“Dal campo è stato caricato a peso morto e buttato su un furgoncino, lui, la moglie e il braccio. Poi sono stati scaricati – non accompagnati a casa – davanti alla vietta della casa dove c’è ancora il sangue lì davanti” ha raccontato Alessandra Valentini, segretaria Flai Cgil Roma e Lazio.
La storia fa rabbrividire solamente a sentirla raccontare. E anche se si è letto molto sui giornali, sulle testate online e tra i vari commenti delle tante persone indignate sulla tragedia di Cisterna di Latina, fa impressione sentire raccontare il trattamento riservato a Satnam, il bracciante indiano rimasto gravemente ferito lunedì scorso e morto l’altro giorno dopo una drammatica agonia in ospedale.
Anche perché la vittima di cui si parla è morta non sul luogo di lavoro – come capita per tanti infortuni ogni giorno – ma perché, secondo quanto rivelato, non è stato chiamato il 118 e non lo hanno neanche accompagnato in ospedale.

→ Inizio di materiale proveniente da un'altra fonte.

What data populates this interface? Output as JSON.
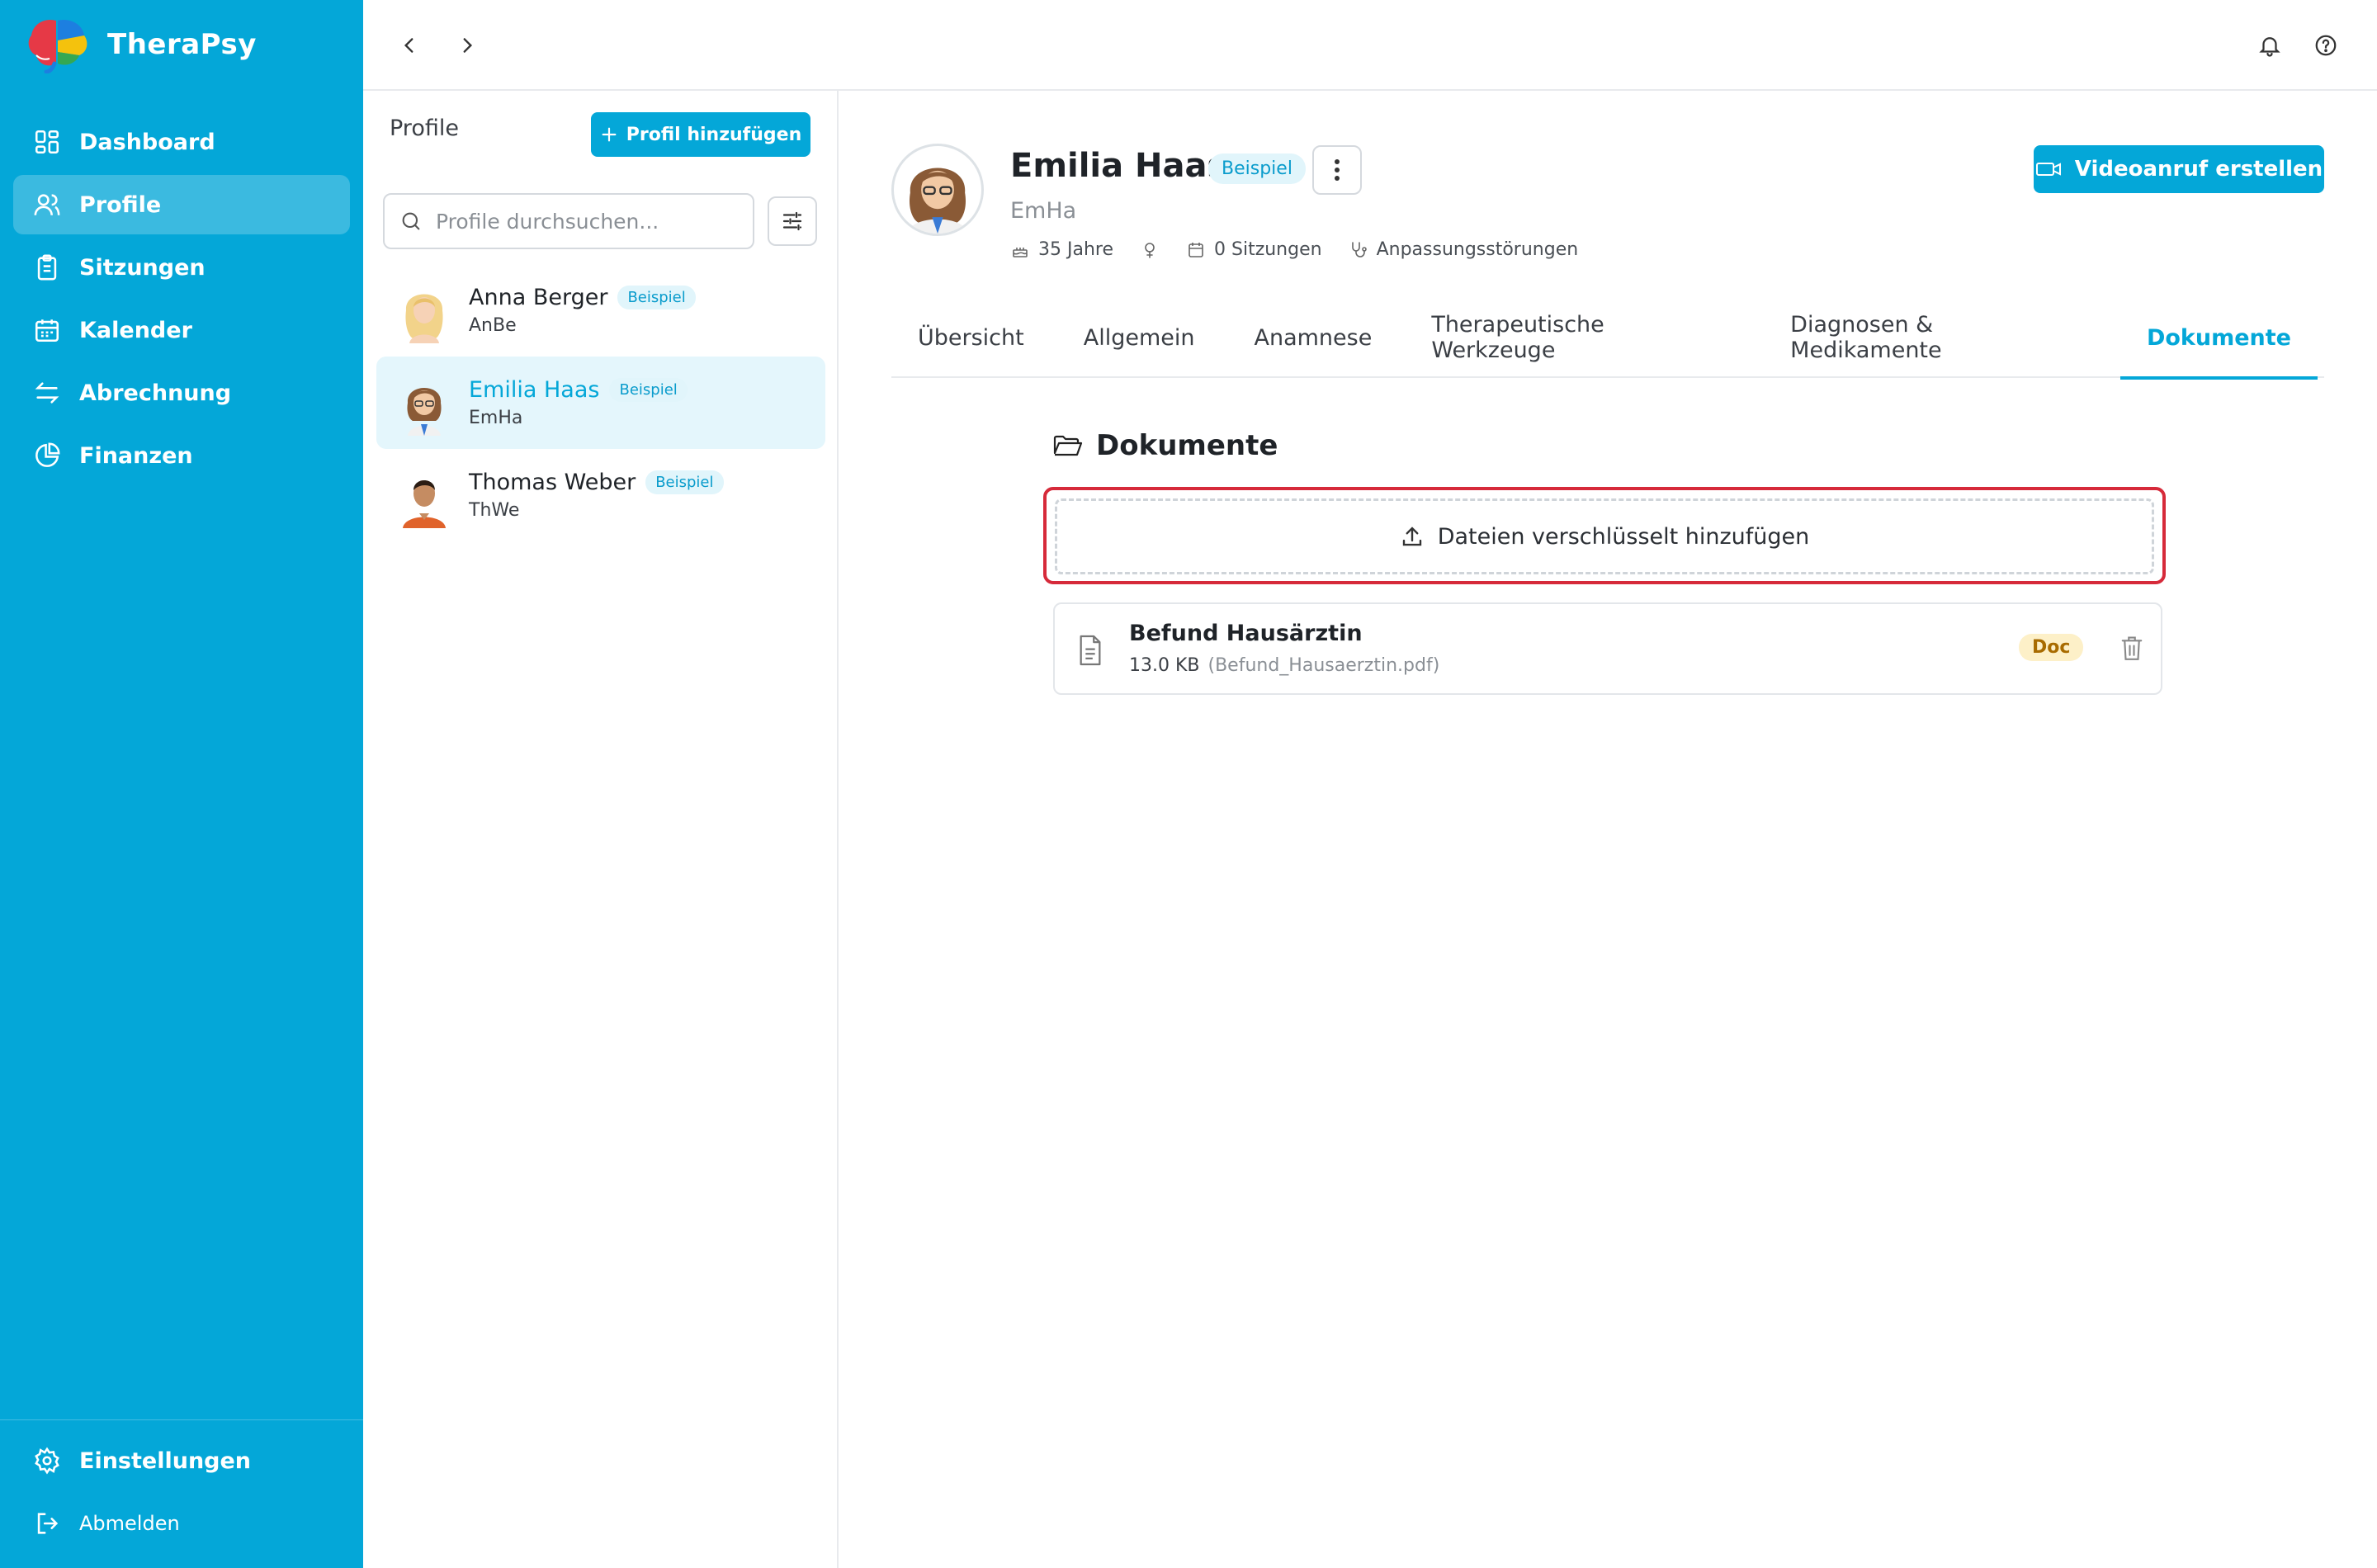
{
  "app": {
    "name": "TheraPsy"
  },
  "sidebar": {
    "items": [
      {
        "label": "Dashboard",
        "icon": "dashboard-icon"
      },
      {
        "label": "Profile",
        "icon": "users-icon",
        "active": true
      },
      {
        "label": "Sitzungen",
        "icon": "clipboard-icon"
      },
      {
        "label": "Kalender",
        "icon": "calendar-icon"
      },
      {
        "label": "Abrechnung",
        "icon": "arrows-exchange-icon"
      },
      {
        "label": "Finanzen",
        "icon": "pie-chart-icon"
      }
    ],
    "settings_label": "Einstellungen",
    "logout_label": "Abmelden"
  },
  "profiles": {
    "title": "Profile",
    "add_label": "Profil hinzufügen",
    "search_placeholder": "Profile durchsuchen...",
    "items": [
      {
        "name": "Anna Berger",
        "short": "AnBe",
        "badge": "Beispiel"
      },
      {
        "name": "Emilia Haas",
        "short": "EmHa",
        "badge": "Beispiel",
        "selected": true
      },
      {
        "name": "Thomas Weber",
        "short": "ThWe",
        "badge": "Beispiel"
      }
    ]
  },
  "profile": {
    "name": "Emilia Haas",
    "badge": "Beispiel",
    "short": "EmHa",
    "age": "35 Jahre",
    "sessions": "0 Sitzungen",
    "diagnosis": "Anpassungsstörungen",
    "video_label": "Videoanruf erstellen"
  },
  "tabs": [
    {
      "label": "Übersicht"
    },
    {
      "label": "Allgemein"
    },
    {
      "label": "Anamnese"
    },
    {
      "label": "Therapeutische Werkzeuge"
    },
    {
      "label": "Diagnosen & Medikamente"
    },
    {
      "label": "Dokumente",
      "active": true
    }
  ],
  "documents": {
    "title": "Dokumente",
    "upload_label": "Dateien verschlüsselt hinzufügen",
    "items": [
      {
        "title": "Befund Hausärztin",
        "size": "13.0 KB",
        "filename": "(Befund_Hausaerztin.pdf)",
        "badge": "Doc"
      }
    ]
  },
  "colors": {
    "accent": "#04a7d8",
    "highlight": "#d62a3a"
  }
}
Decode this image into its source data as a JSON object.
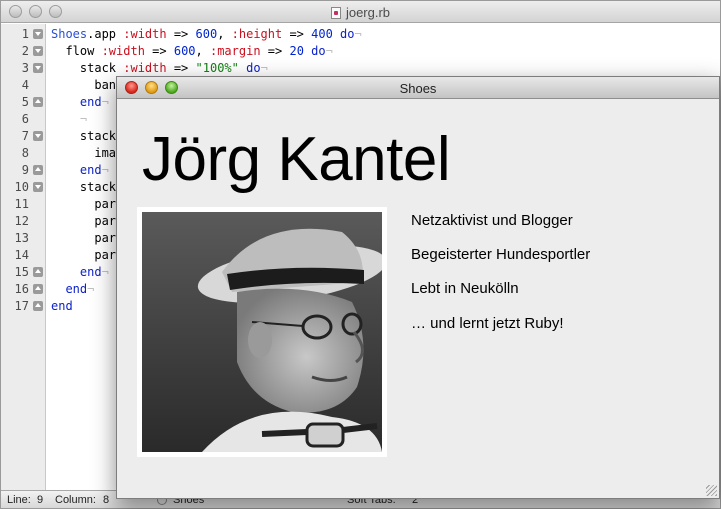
{
  "editor": {
    "title": "joerg.rb",
    "code_lines": [
      {
        "num": "1",
        "fold": "down",
        "tokens": [
          {
            "t": "Shoes",
            "c": "const"
          },
          {
            "t": ".app ",
            "c": "plain"
          },
          {
            "t": ":width",
            "c": "sym"
          },
          {
            "t": " => ",
            "c": "plain"
          },
          {
            "t": "600",
            "c": "num"
          },
          {
            "t": ", ",
            "c": "plain"
          },
          {
            "t": ":height",
            "c": "sym"
          },
          {
            "t": " => ",
            "c": "plain"
          },
          {
            "t": "400",
            "c": "num"
          },
          {
            "t": " do",
            "c": "kw"
          },
          {
            "t": "¬",
            "c": "eol"
          }
        ]
      },
      {
        "num": "2",
        "fold": "down",
        "tokens": [
          {
            "t": "  flow ",
            "c": "plain"
          },
          {
            "t": ":width",
            "c": "sym"
          },
          {
            "t": " => ",
            "c": "plain"
          },
          {
            "t": "600",
            "c": "num"
          },
          {
            "t": ", ",
            "c": "plain"
          },
          {
            "t": ":margin",
            "c": "sym"
          },
          {
            "t": " => ",
            "c": "plain"
          },
          {
            "t": "20",
            "c": "num"
          },
          {
            "t": " do",
            "c": "kw"
          },
          {
            "t": "¬",
            "c": "eol"
          }
        ]
      },
      {
        "num": "3",
        "fold": "down",
        "tokens": [
          {
            "t": "    stack ",
            "c": "plain"
          },
          {
            "t": ":width",
            "c": "sym"
          },
          {
            "t": " => ",
            "c": "plain"
          },
          {
            "t": "\"100%\"",
            "c": "str"
          },
          {
            "t": " do",
            "c": "kw"
          },
          {
            "t": "¬",
            "c": "eol"
          }
        ]
      },
      {
        "num": "4",
        "fold": "",
        "tokens": [
          {
            "t": "      bann",
            "c": "plain"
          }
        ]
      },
      {
        "num": "5",
        "fold": "up",
        "tokens": [
          {
            "t": "    end",
            "c": "kw"
          },
          {
            "t": "¬",
            "c": "eol"
          }
        ]
      },
      {
        "num": "6",
        "fold": "",
        "tokens": [
          {
            "t": "    ",
            "c": "plain"
          },
          {
            "t": "¬",
            "c": "eol"
          }
        ]
      },
      {
        "num": "7",
        "fold": "down",
        "tokens": [
          {
            "t": "    stack",
            "c": "plain"
          }
        ]
      },
      {
        "num": "8",
        "fold": "",
        "tokens": [
          {
            "t": "      imag",
            "c": "plain"
          }
        ]
      },
      {
        "num": "9",
        "fold": "up",
        "tokens": [
          {
            "t": "    end",
            "c": "kw"
          },
          {
            "t": "¬",
            "c": "eol"
          }
        ]
      },
      {
        "num": "10",
        "fold": "down",
        "tokens": [
          {
            "t": "    stack",
            "c": "plain"
          }
        ]
      },
      {
        "num": "11",
        "fold": "",
        "tokens": [
          {
            "t": "      para",
            "c": "plain"
          }
        ]
      },
      {
        "num": "12",
        "fold": "",
        "tokens": [
          {
            "t": "      para",
            "c": "plain"
          }
        ]
      },
      {
        "num": "13",
        "fold": "",
        "tokens": [
          {
            "t": "      para",
            "c": "plain"
          }
        ]
      },
      {
        "num": "14",
        "fold": "",
        "tokens": [
          {
            "t": "      para",
            "c": "plain"
          }
        ]
      },
      {
        "num": "15",
        "fold": "up",
        "tokens": [
          {
            "t": "    end",
            "c": "kw"
          },
          {
            "t": "¬",
            "c": "eol"
          }
        ]
      },
      {
        "num": "16",
        "fold": "up",
        "tokens": [
          {
            "t": "  end",
            "c": "kw"
          },
          {
            "t": "¬",
            "c": "eol"
          }
        ]
      },
      {
        "num": "17",
        "fold": "up",
        "tokens": [
          {
            "t": "end",
            "c": "kw"
          }
        ]
      }
    ],
    "status": {
      "line_label": "Line:",
      "line_value": "9",
      "column_label": "Column:",
      "column_value": "8",
      "language": "Shoes",
      "soft_tabs_label": "Soft Tabs:",
      "soft_tabs_value": "2"
    }
  },
  "shoes_window": {
    "title": "Shoes",
    "banner": "Jörg Kantel",
    "photo_alt": "",
    "paras": [
      "Netzaktivist und Blogger",
      "Begeisterter Hundesportler",
      "Lebt in Neukölln",
      "… und lernt jetzt Ruby!"
    ]
  },
  "colors": {
    "const": "#2b4fcf",
    "symbol": "#c8101e",
    "number": "#0024d0",
    "keyword": "#0d22c8",
    "string": "#108010"
  }
}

Il Caporalato, quel lavoro che uccide persone come Satnam
Ora sarà la magistratura ad arrivare a capo di questa vicenda, ma rimane pur sempre una delle tante vittime che esce di casa e non vi rientra. Il caso di Cisterna di Latina ha acceso nuovamente un faro su un fenomeno che è più vasto di quanto ci si immagini e di cui spesso si ignora consapevolmente l’esistenza: il caporalato, ossia quella forma di sfruttamento lavorativo che va a violare i diritti del lavoratore e n mette in pericolo l’incolumità
“Questa modalità di trattare le persone – ha detto Valentini -, di giocare con la vita delle persone fa parte di questo perverso mercato fatto di sfruttamento e non di lavoro dignitoso.”